The objective of this course is to:

  • Provide students with a foundation in Artificial Intelligence (AI), covering intelligent agents, search techniques, knowledge representation, machine learning, and AI ethics
  • Equip students with both theoretical understanding and practical skills to apply AI techniques to real-world problems
  • Develop awareness of the ethical and societal implications of AI systems

Practical sessions cover intelligent agents and problem formulation, uninformed and informed search techniques, adversarial search, constraint satisfaction problems, evolutionary computation, knowledge representation, probabilistic and fuzzy reasoning, machine learning pipeline, supervised and unsupervised learning, neural networks and deep learning, and AI applications and ethics. (45 hours)

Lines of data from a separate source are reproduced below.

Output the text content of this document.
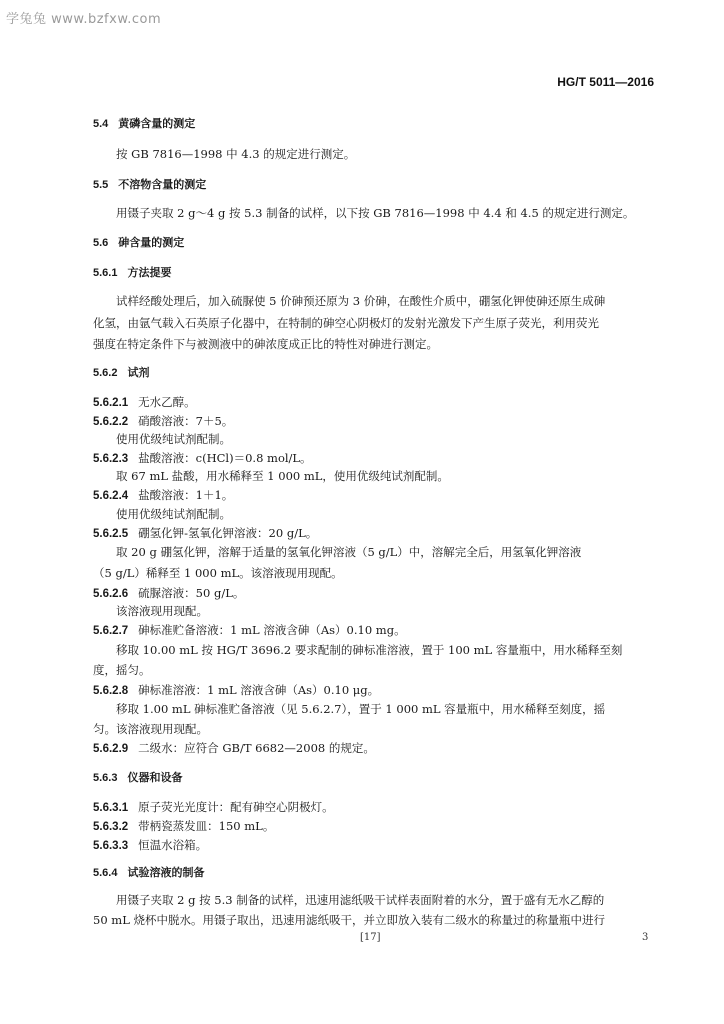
学兔兔 www.bzfxw.com
HG/T 5011—2016
5.4 黄磷含量的测定
按 GB 7816—1998 中 4.3 的规定进行测定。
5.5 不溶物含量的测定
用镊子夹取 2 g～4 g 按 5.3 制备的试样，以下按 GB 7816—1998 中 4.4 和 4.5 的规定进行测定。
5.6 砷含量的测定
5.6.1 方法提要
试样经酸处理后，加入硫脲使 5 价砷预还原为 3 价砷，在酸性介质中，硼氢化钾使砷还原生成砷
化氢，由氩气载入石英原子化器中，在特制的砷空心阴极灯的发射光激发下产生原子荧光，利用荧光
强度在特定条件下与被测液中的砷浓度成正比的特性对砷进行测定。
5.6.2 试剂
5.6.2.1 无水乙醇。
5.6.2.2 硝酸溶液：7＋5。
使用优级纯试剂配制。
5.6.2.3 盐酸溶液：c(HCl)＝0.8 mol/L。
取 67 mL 盐酸，用水稀释至 1 000 mL，使用优级纯试剂配制。
5.6.2.4 盐酸溶液：1＋1。
使用优级纯试剂配制。
5.6.2.5 硼氢化钾-氢氧化钾溶液：20 g/L。
取 20 g 硼氢化钾，溶解于适量的氢氧化钾溶液（5 g/L）中，溶解完全后，用氢氧化钾溶液
（5 g/L）稀释至 1 000 mL。该溶液现用现配。
5.6.2.6 硫脲溶液：50 g/L。
该溶液现用现配。
5.6.2.7 砷标准贮备溶液：1 mL 溶液含砷（As）0.10 mg。
移取 10.00 mL 按 HG/T 3696.2 要求配制的砷标准溶液，置于 100 mL 容量瓶中，用水稀释至刻
度，摇匀。
5.6.2.8 砷标准溶液：1 mL 溶液含砷（As）0.10 μg。
移取 1.00 mL 砷标准贮备溶液（见 5.6.2.7），置于 1 000 mL 容量瓶中，用水稀释至刻度，摇
匀。该溶液现用现配。
5.6.2.9 二级水：应符合 GB/T 6682—2008 的规定。
5.6.3 仪器和设备
5.6.3.1 原子荧光光度计：配有砷空心阴极灯。
5.6.3.2 带柄瓷蒸发皿：150 mL。
5.6.3.3 恒温水浴箱。
5.6.4 试验溶液的制备
用镊子夹取 2 g 按 5.3 制备的试样，迅速用滤纸吸干试样表面附着的水分，置于盛有无水乙醇的
50 mL 烧杯中脱水。用镊子取出，迅速用滤纸吸干，并立即放入装有二级水的称量过的称量瓶中进行
[17]	3
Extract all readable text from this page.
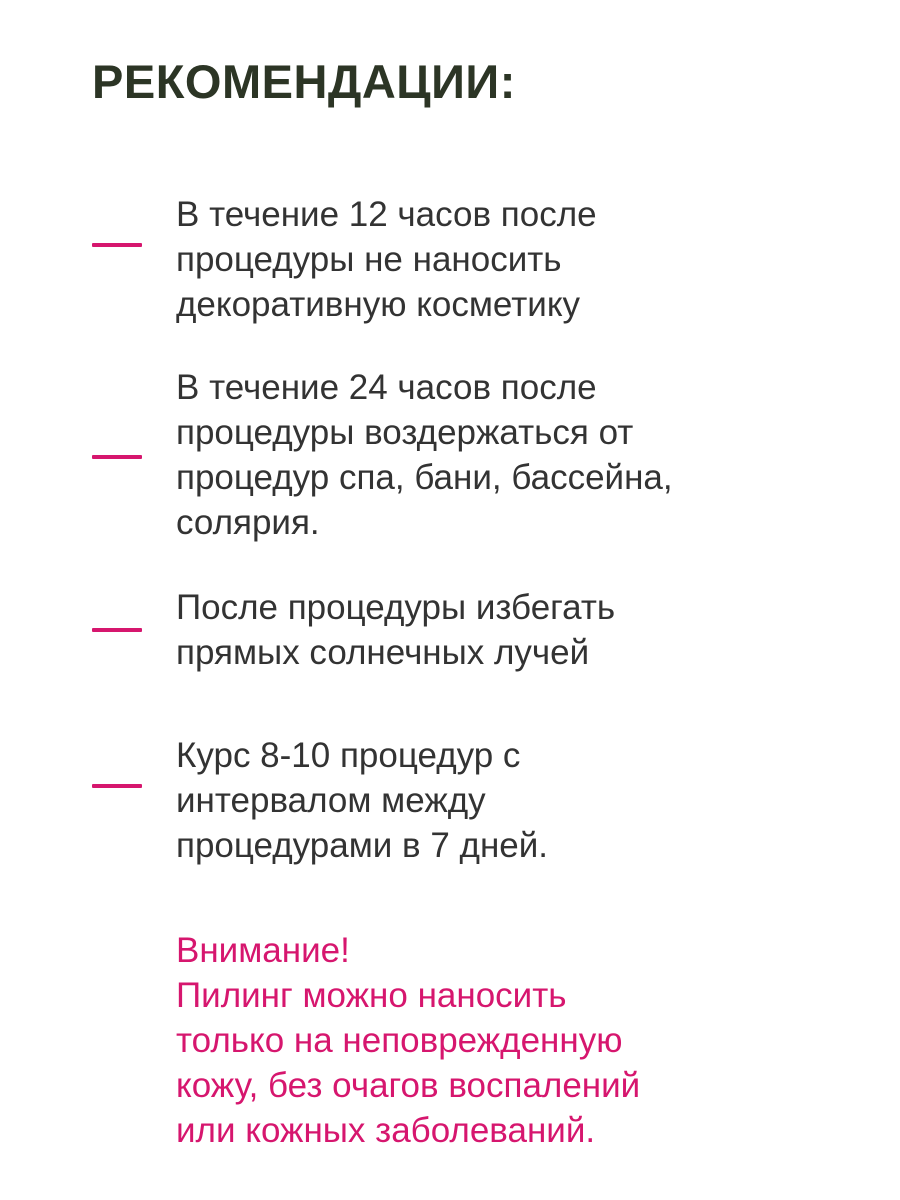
РЕКОМЕНДАЦИИ:

В течение 12 часов после
процедуры не наносить
декоративную косметику

В течение 24 часов после
процедуры воздержаться от
процедур спа, бани, бассейна,
солярия.

После процедуры избегать
прямых солнечных лучей

Курс 8-10 процедур с
интервалом между
процедурами в 7 дней.

Внимание!
Пилинг можно наносить
только на неповрежденную
кожу, без очагов воспалений
или кожных заболеваний.
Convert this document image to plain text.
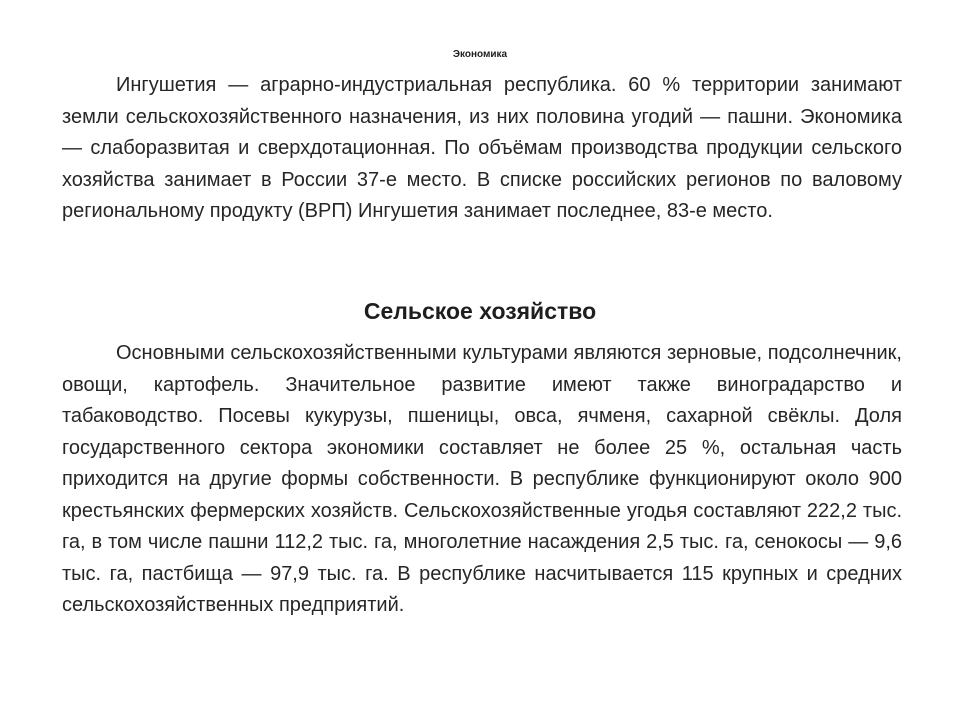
Экономика

Ингушетия — аграрно-индустриальная республика. 60 % территории занимают земли сельскохозяйственного назначения, из них половина угодий — пашни. Экономика — слаборазвитая и сверхдотационная. По объёмам производства продукции сельского хозяйства занимает в России 37-е место. В списке российских регионов по валовому региональному продукту (ВРП) Ингушетия занимает последнее, 83-е место.

Сельское хозяйство

Основными сельскохозяйственными культурами являются зерновые, подсолнечник, овощи, картофель. Значительное развитие имеют также виноградарство и табаководство. Посевы кукурузы, пшеницы, овса, ячменя, сахарной свёклы. Доля государственного сектора экономики составляет не более 25 %, остальная часть приходится на другие формы собственности. В республике функционируют около 900 крестьянских фермерских хозяйств. Сельскохозяйственные угодья составляют 222,2 тыс. га, в том числе пашни 112,2 тыс. га, многолетние насаждения 2,5 тыс. га, сенокосы — 9,6 тыс. га, пастбища — 97,9 тыс. га. В республике насчитывается 115 крупных и средних сельскохозяйственных предприятий.
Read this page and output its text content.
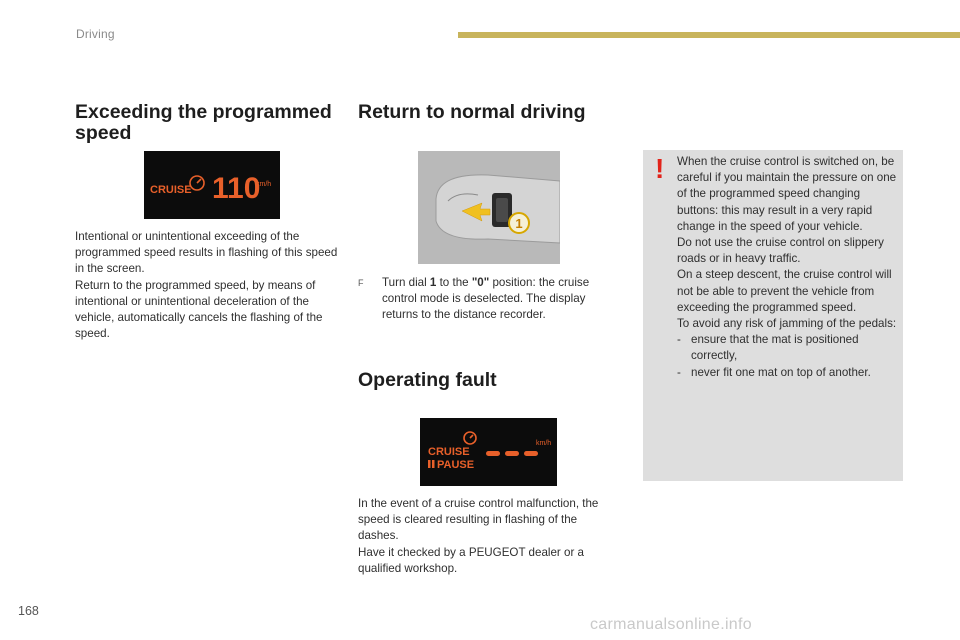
Driving
Exceeding the programmed speed
CRUISE 110
km/h

Intentional or unintentional exceeding of the programmed speed results in flashing of this speed in the screen.

Return to the programmed speed, by means of intentional or unintentional deceleration of the vehicle, automatically cancels the flashing of the speed.

Return to normal driving
1
F Turn dial 1 to the "0" position: the cruise control mode is deselected. The display returns to the distance recorder.
Operating fault
CRUISE
PAUSE
km/h

In the event of a cruise control malfunction, the speed is cleared resulting in flashing of the dashes.

Have it checked by a PEUGEOT dealer or a qualified workshop.

! When the cruise control is switched on, be careful if you maintain the pressure on one of the programmed speed changing buttons: this may result in a very rapid change in the speed of your vehicle.

Do not use the cruise control on slippery roads or in heavy traffic.

On a steep descent, the cruise control will not be able to prevent the vehicle from exceeding the programmed speed.

To avoid any risk of jamming of the pedals:

- ensure that the mat is positioned correctly,
- never fit one mat on top of another.
168
carmanualsonline.info
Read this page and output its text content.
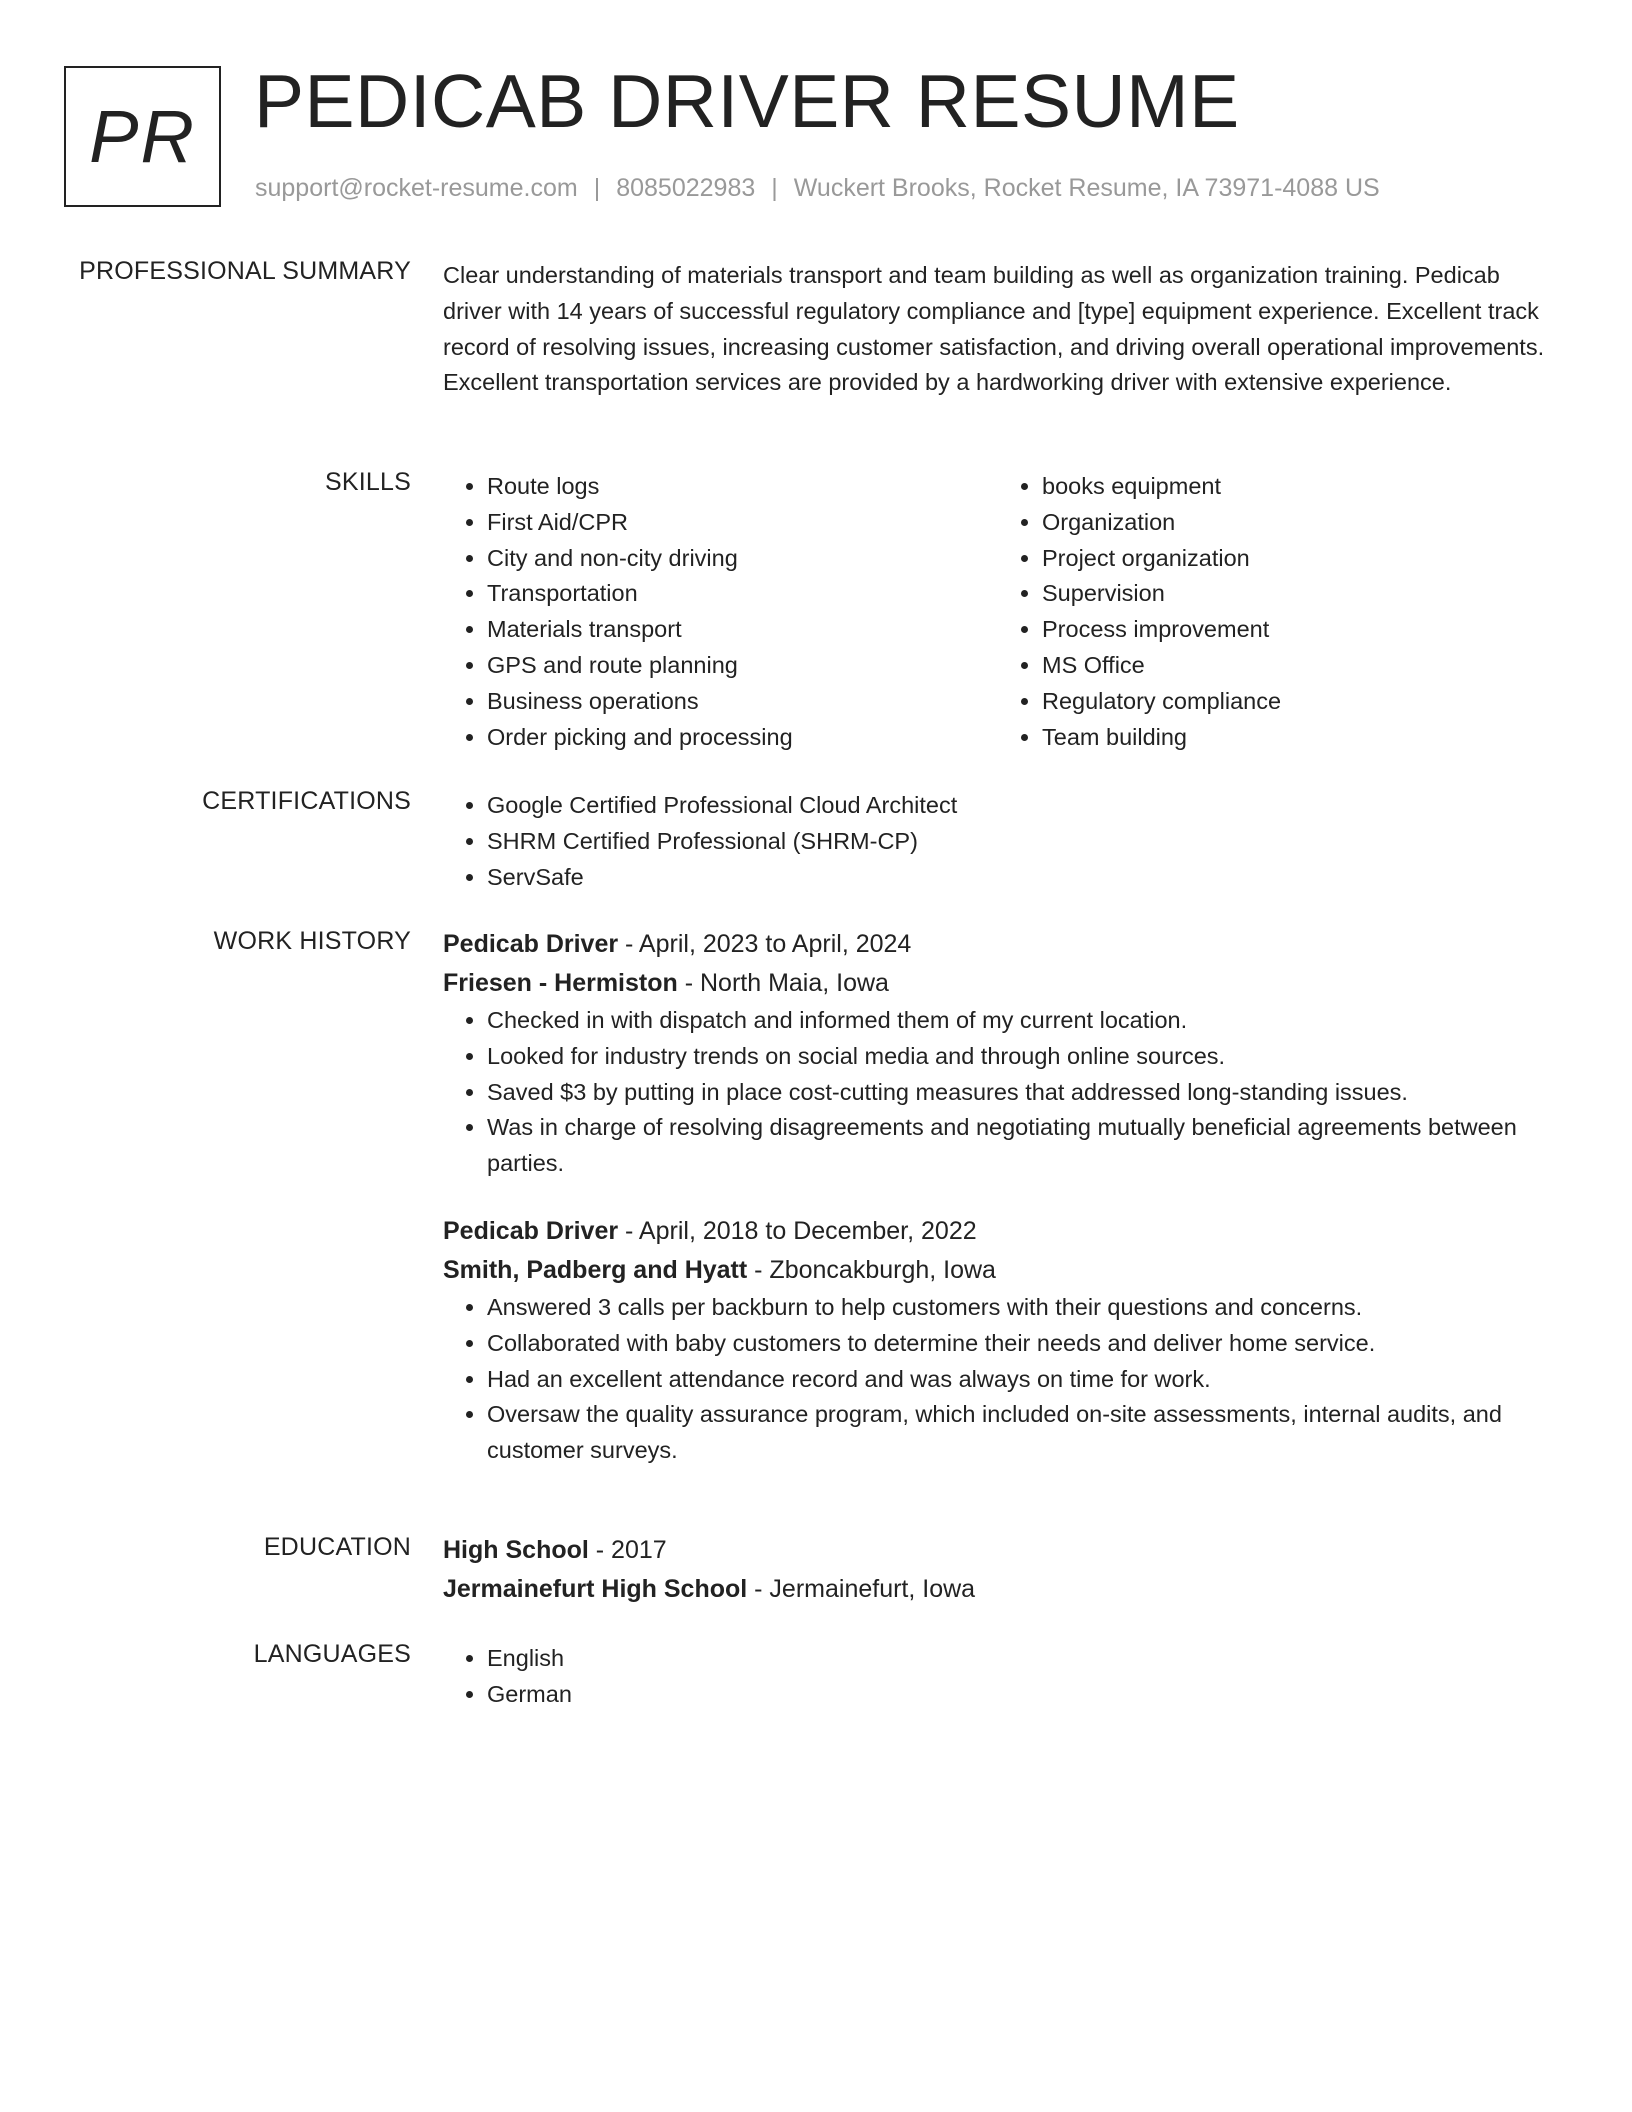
PR PEDICAB DRIVER RESUME
support@rocket-resume.com | 8085022983 | Wuckert Brooks, Rocket Resume, IA 73971-4088 US
PROFESSIONAL SUMMARY Clear understanding of materials transport and team building as well as organization training. Pedicab driver with 14 years of successful regulatory compliance and [type] equipment experience. Excellent track record of resolving issues, increasing customer satisfaction, and driving overall operational improvements. Excellent transportation services are provided by a hardworking driver with extensive experience.

SKILLS	• Route logs
• First Aid/CPR
• City and non-city driving
• Transportation
• Materials transport
• GPS and route planning
• Business operations
• Order picking and processing
• books equipment
• Organization
• Project organization
• Supervision
• Process improvement
• MS Office
• Regulatory compliance
• Team building
CERTIFICATIONS	• Google Certified Professional Cloud Architect
• SHRM Certified Professional (SHRM-CP)
• ServSafe
WORK HISTORY Pedicab Driver - April, 2023 to April, 2024
Friesen - Hermiston - North Maia, Iowa
• Checked in with dispatch and informed them of my current location.
• Looked for industry trends on social media and through online sources.
• Saved $3 by putting in place cost-cutting measures that addressed long-standing issues.
• Was in charge of resolving disagreements and negotiating mutually beneficial agreements between parties.
Pedicab Driver - April, 2018 to December, 2022
Smith, Padberg and Hyatt - Zboncakburgh, Iowa
• Answered 3 calls per backburn to help customers with their questions and concerns.
• Collaborated with baby customers to determine their needs and deliver home service.
• Had an excellent attendance record and was always on time for work.
• Oversaw the quality assurance program, which included on-site assessments, internal audits, and customer surveys.
EDUCATION High School - 2017
Jermainefurt High School - Jermainefurt, Iowa
LANGUAGES	• English
• German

This syllabus follows the official BCT curriculum of Tribhuwan University. In case of any doubt or revision, the university's published syllabus shall be considered authoritative. https://ioe.tu.edu.np/pages/computer-engineering-curriculum-structure-2635

Note: Chapters 1, 6, and 7 together carry 14 marks and require approximately 11 hours of study.